Hello! As you can see, I’m a professional wedding photographer; thanks so much for stopping at my booth. A little about me: I’m 39 years old, single, and I am ready to photograph your wedding!
Take a look at my work: I’ve got a unique eye and I create a visual journal of personal moments, like your vows, during which, as a professional, I assure you I will not sigh heavily.
I have 18 years of professional photography experience. I will take traditional posed photos as well as fun candid shots that capture the atmosphere of the day. I will not wear my shortest black leather skirt, continuously drop my lens cap near the groom, and then bend over seductively to pick it up. In fact, I always leave my lens cap at home so this doesn’t happen!

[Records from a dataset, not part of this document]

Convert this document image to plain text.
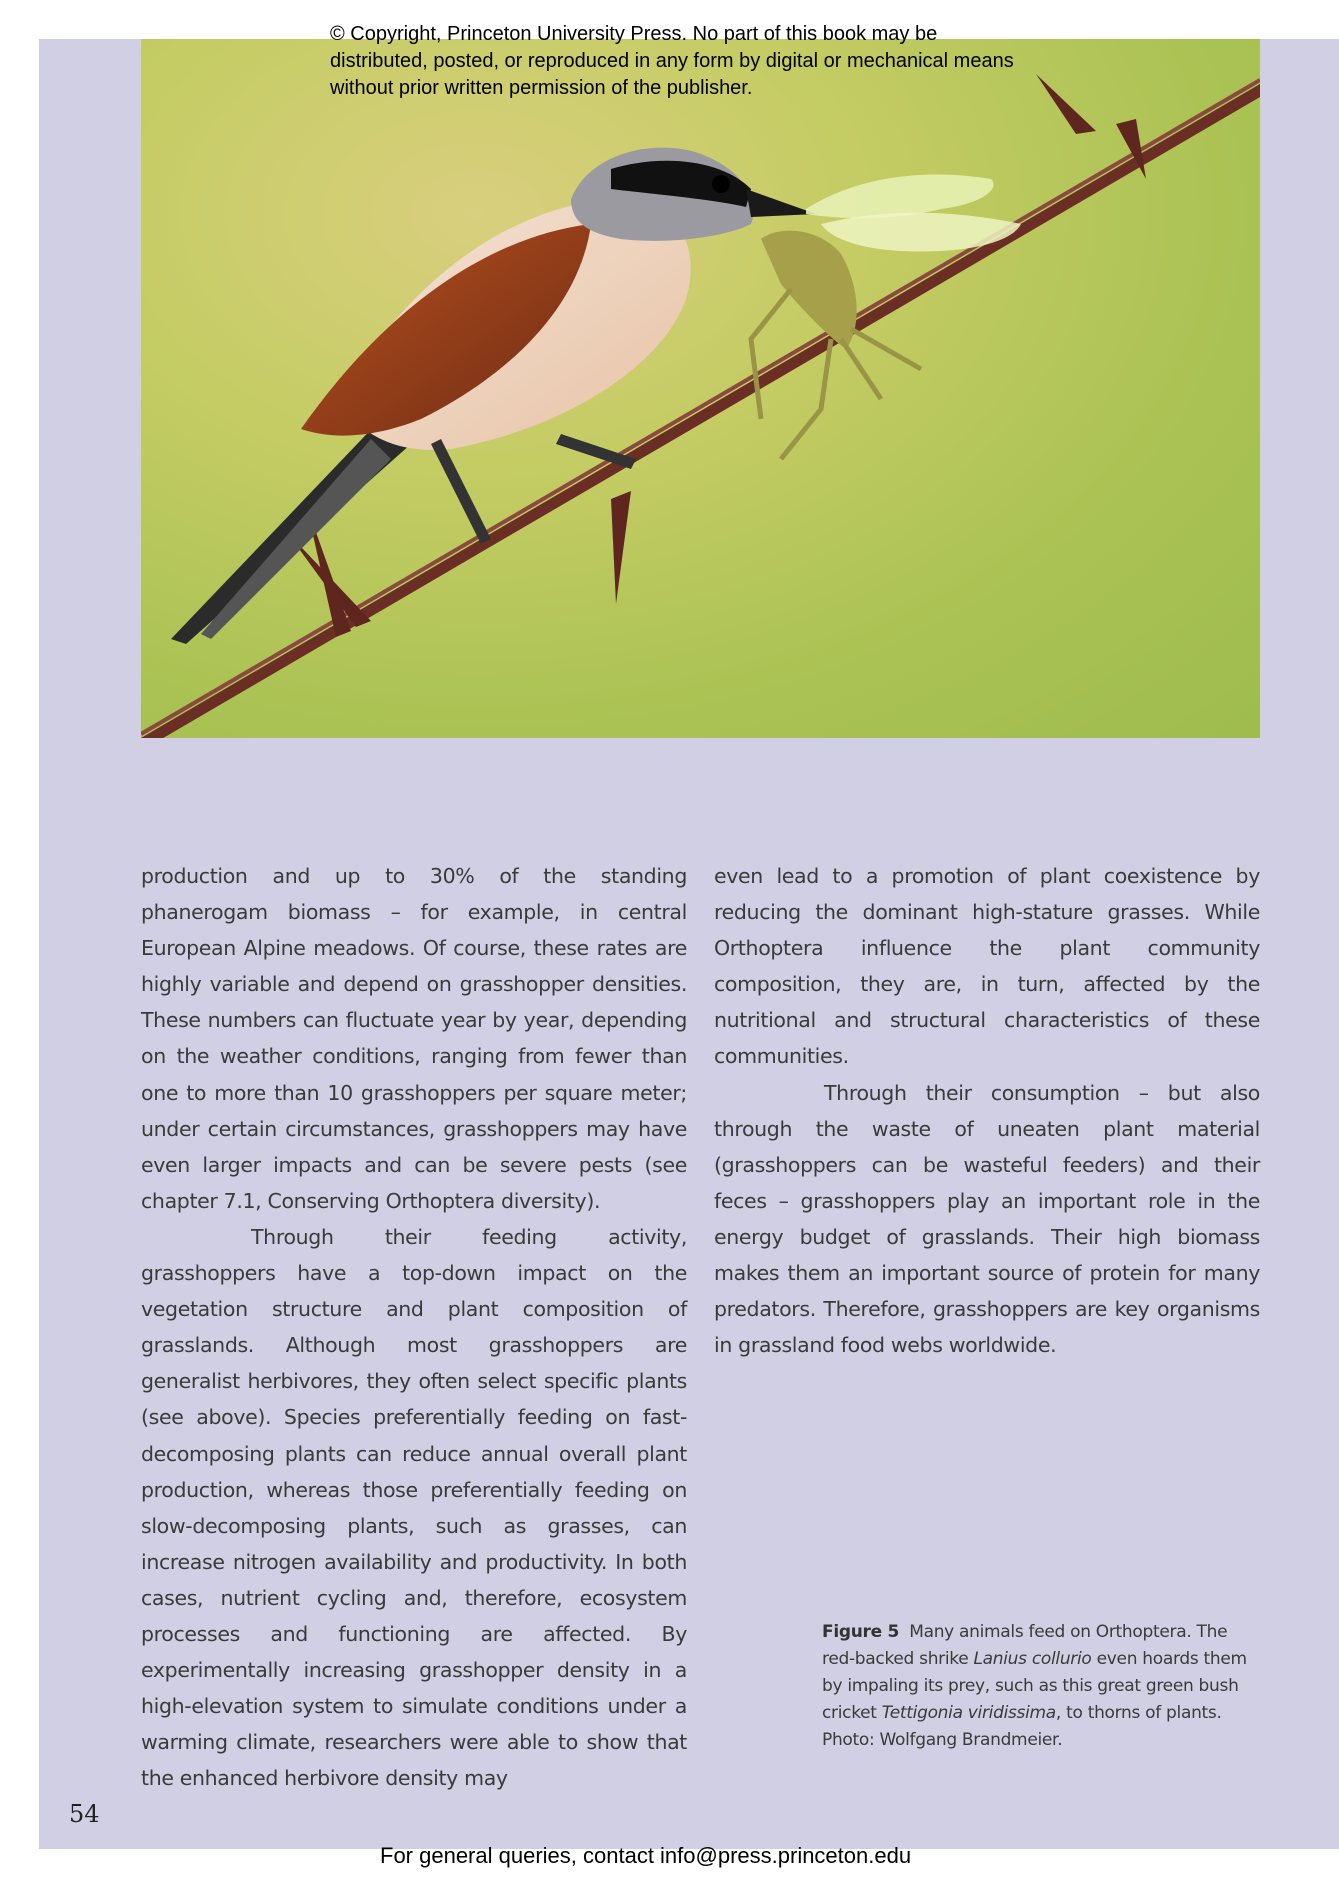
© Copyright, Princeton University Press. No part of this book may be distributed, posted, or reproduced in any form by digital or mechanical means without prior written permission of the publisher.

production and up to 30% of the standing phanerogam biomass – for example, in central European Alpine meadows. Of course, these rates are highly variable and depend on grasshopper densities. These numbers can fluctuate year by year, depending on the weather conditions, ranging from fewer than one to more than 10 grasshoppers per square meter; under certain circumstances, grasshoppers may have even larger impacts and can be severe pests (see chapter 7.1, Conserving Orthoptera diversity).

Through their feeding activity, grasshoppers have a top-down impact on the vegetation structure and plant composition of grasslands. Although most grasshoppers are generalist herbivores, they often select specific plants (see above). Species preferentially feeding on fast-decomposing plants can reduce annual overall plant production, whereas those preferentially feeding on slow-decomposing plants, such as grasses, can increase nitrogen availability and productivity. In both cases, nutrient cycling and, therefore, ecosystem processes and functioning are affected. By experimentally increasing grasshopper density in a high-elevation system to simulate conditions under a warming climate, researchers were able to show that the enhanced herbivore density may

even lead to a promotion of plant coexistence by reducing the dominant high-stature grasses. While Orthoptera influence the plant community composition, they are, in turn, affected by the nutritional and structural characteristics of these communities.

Through their consumption – but also through the waste of uneaten plant material (grasshoppers can be wasteful feeders) and their feces – grasshoppers play an important role in the energy budget of grasslands. Their high biomass makes them an important source of protein for many predators. Therefore, grasshoppers are key organisms in grassland food webs worldwide.

Figure 5 Many animals feed on Orthoptera. The red-backed shrike Lanius collurio even hoards them by impaling its prey, such as this great green bush cricket Tettigonia viridissima, to thorns of plants. Photo: Wolfgang Brandmeier.
54
For general queries, contact info@press.princeton.edu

I consistently rate among Brides magazine’s “top 10” wedding photographers. That’s a reputation you can count on. You can also count on the fact that I would never pay my cousin Phil to steal a kiss from the bride in a way that makes it look like she’s totally into it, take a Polaroid, and then pull the groom aside before the ceremony and say, “I know it’s not my place to say anything, but you need to see this … I’m so sorry. Did you want to go for a walk or something?”
I’m a hometown girl! I graduated at the top of my class at Temple University in 1991, and returned two years later for a Master of Fine Arts degree.
Now, if I find that I do, in fact, need that lens cap, trust that I will not beg the groom to drive me to my apartment so I can get it, and then, once we’re there, convince him to help me look for my lens cap in my new deluxe shower.
I will make you a DVD slideshow of your photos set to your favorite love songs!
Once in the shower, frantically searching for my lens cap, I will not block the shower door, turn on the warm water, and say, “Whoops, I just remembered … That lens cap is hidden somewhere on my soft, fertile, supple body, a body that needs and deserves love just like anybody else … in fact, just like your bride does … Oh God, what have I become?” and then reach over, unlock the shower door, and scream, “Go to her!”
I know Photoshop, Aperture, and Final Cut.
You will not find me later, still soaking wet from the shower, hiding out in your reception hall’s boiler room, smoking a marijuana cigarette, and telling your 8-year-old flower girl, “You know, Madison, love doesn’t exist. You’re gonna die alone.”
Oh, almost forgot! If you refer a friend, you get 25 percent off all your services. Then I’ll see you folks again at someone else’s wedding!
I will cut the brake lines on zero limousines.